While analyzing current features is vitally important, manufacturers should also pay attention to the company’s future software development plans. As a vendor deploys new software features, customers benefit from those enhancements through updates, making an analysis of the vendor’s future development roadmap a crucial component of evaluating management system options.

Storage

Storage is, of course, a core requirement for an enhanced video surveillance solution, and manufacturers should carefully consider the storage requirements of these systems when building out video deployments. While the organization may already have an existing storage infrastructure supporting a variety of IT systems, it may not be optimal for use with a surveillance system.

Storage solutions designed specifically for video management can support extremely high volumes of concurrent input and output operations. The video surveillance system will continuously receive live video streams from dozens, hundreds or even thousands of cameras simultaneously and will need to write those feeds to storage at the same time as users are retrieving video for playback, with minimal latency. Some storage vendors are now producing appliances that are specifically designed to support video surveillance use cases.

Network

Video surveillance solutions also place a significant burden on the network, which must carry live video streams back to the management system and support user access to stored video. These operations are bandwidth-intensive, creating requirements that often exceed the designed capacity of manufacturing networks. 

Video solutions may also have specific network functionality requirements that don’t exist in other manufacturing use cases. For example, modern IP-connected video cameras are designed to draw electrical power from the network, using a technology called Power over Ethernet (PoE). Older network switches may not support this technology, potentially requiring an edge upgrade.

Manufacturers deploying enhanced video surveillance should begin by conducting a network assessment designed to evaluate their network’s readiness for the system.

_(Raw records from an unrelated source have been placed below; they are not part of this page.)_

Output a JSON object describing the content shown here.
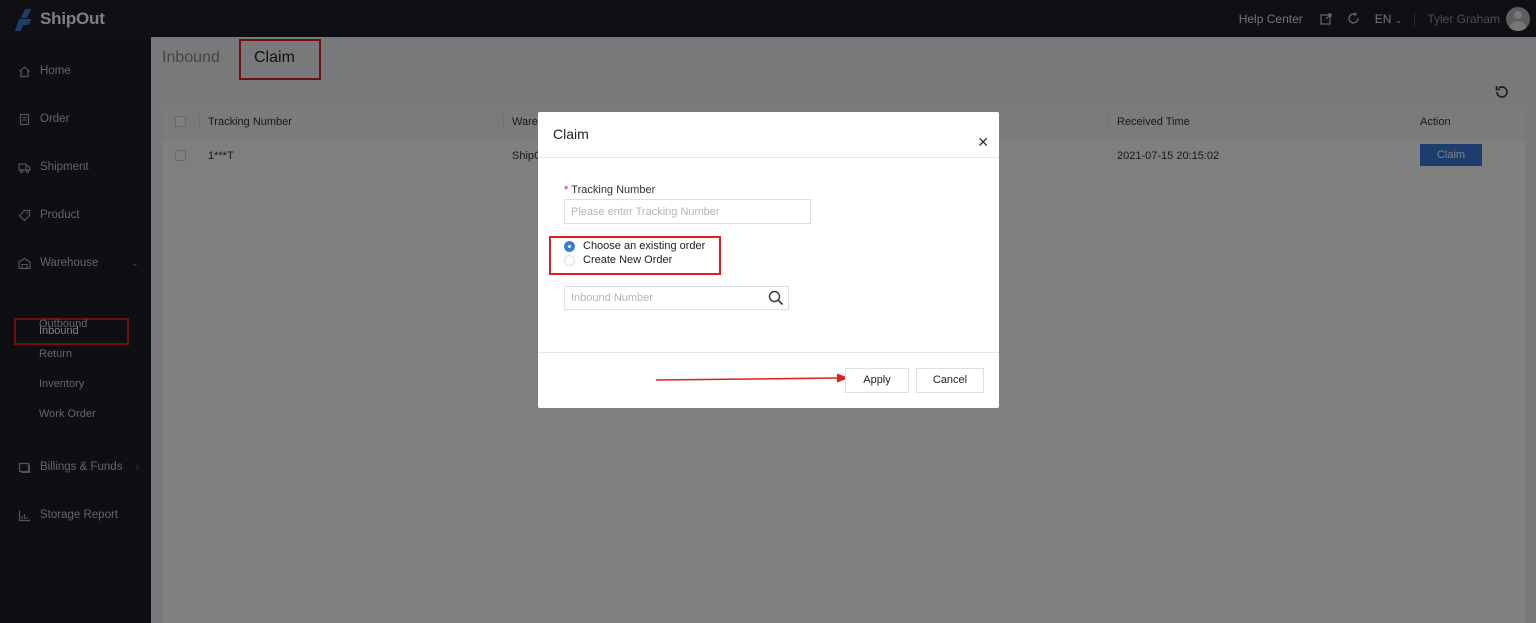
{
  "app": {
    "name": "ShipOut"
  },
  "topbar": {
    "help": "Help Center",
    "lang": "EN",
    "user": "Tyler Graham"
  },
  "sidebar": {
    "items": [
      {
        "label": "Home",
        "icon": "home-icon"
      },
      {
        "label": "Order",
        "icon": "order-icon"
      },
      {
        "label": "Shipment",
        "icon": "truck-icon"
      },
      {
        "label": "Product",
        "icon": "tag-icon"
      },
      {
        "label": "Warehouse",
        "icon": "warehouse-icon"
      },
      {
        "label": "Billings & Funds",
        "icon": "billing-icon"
      },
      {
        "label": "Storage Report",
        "icon": "chart-icon"
      }
    ],
    "warehouse_sub": [
      "Inbound",
      "Outbound",
      "Return",
      "Inventory",
      "Work Order"
    ]
  },
  "breadcrumb": {
    "parent": "Inbound",
    "current": "Claim"
  },
  "table": {
    "columns": [
      "Tracking Number",
      "Warel",
      "Received Time",
      "Action"
    ],
    "rows": [
      {
        "tracking": "1***T",
        "warehouse": "ShipC",
        "received": "2021-07-15 20:15:02",
        "action": "Claim"
      }
    ]
  },
  "modal": {
    "title": "Claim",
    "tracking_label": "Tracking Number",
    "tracking_placeholder": "Please enter Tracking Number",
    "option_existing": "Choose an existing order",
    "option_new": "Create New Order",
    "selected_option": "existing",
    "inbound_placeholder": "Inbound Number",
    "apply": "Apply",
    "cancel": "Cancel"
  },
  "colors": {
    "accent": "#3b7dd8",
    "highlight": "#e02020",
    "sidebar": "#1c1e25",
    "topbar": "#1f2129"
  }
}
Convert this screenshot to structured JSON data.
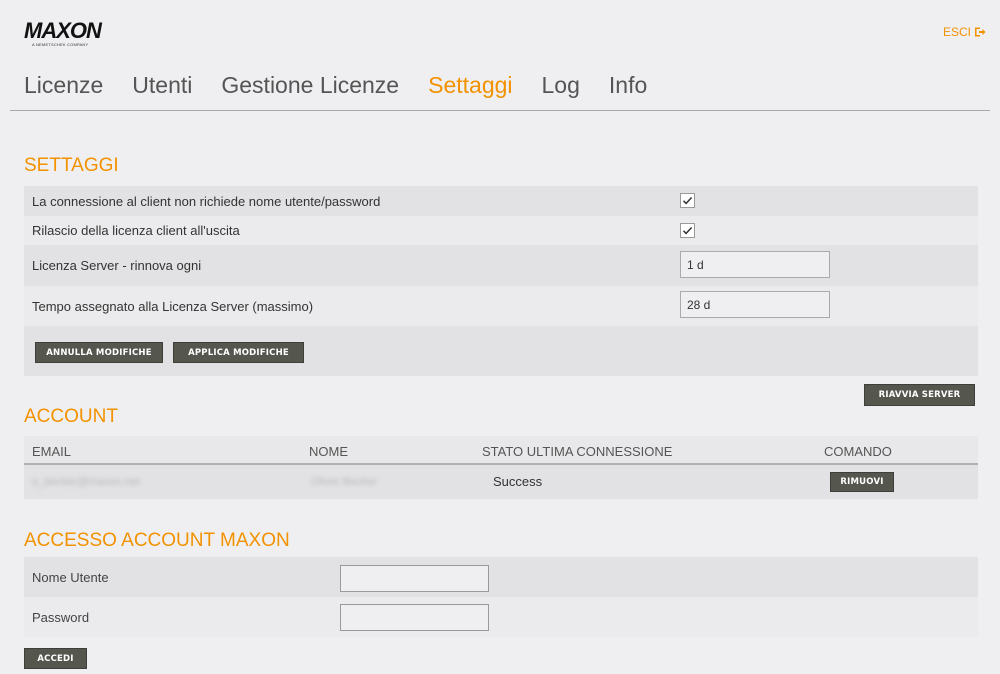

They may discover that a network upgrade is a prerequisite for deploying digital video surveillance.

130 million 

Number of video surveillance cameras shipped in 2018

Source: sdmmag.com, “State of the Market: Video Surveillance 2018,” Feb. 1, 2018

Video Analytics

Analytics are where enhanced video surveillance systems shine. They provide the artificial intelligence and machine learning that catapult modern digital surveillance solutions far beyond the capabilities of their analog ancestors. Examples of analytic functionality found in enhanced video surveillance solutions include:

  • Motion detection
  • Object movement detection
  • Line- or boundary-crossing detection
  • Facial recognition
  • Object or person counting
  • Keyword search across multiple cameras
  • Case management
  • Video synopsis
  • Customizable dashboards
  • Business system integration

These analytic capabilities may be found across a variety of components. Some features may be built in to cameras and other sensors deployed on the edge. Many may be core features of the organization’s video management solution, while specialized functionality may require add-on software. For example, BriefCam offers a comprehensive video analytics solution that integrates video from diverse sources and provides advanced analytic capabilities that often exceed the base features of even leading video management solutions, such as those from Milestone Systems.

Organizations planning an enhanced video surveillance deployment should carefully think through their current and future analytics use cases at an early stage of the design process. This analysis should include an assessment of the cameras required to meet each use case as well an identification of the solution components that will perform each analytical task. These requirements may influence the selection and placement of other system components.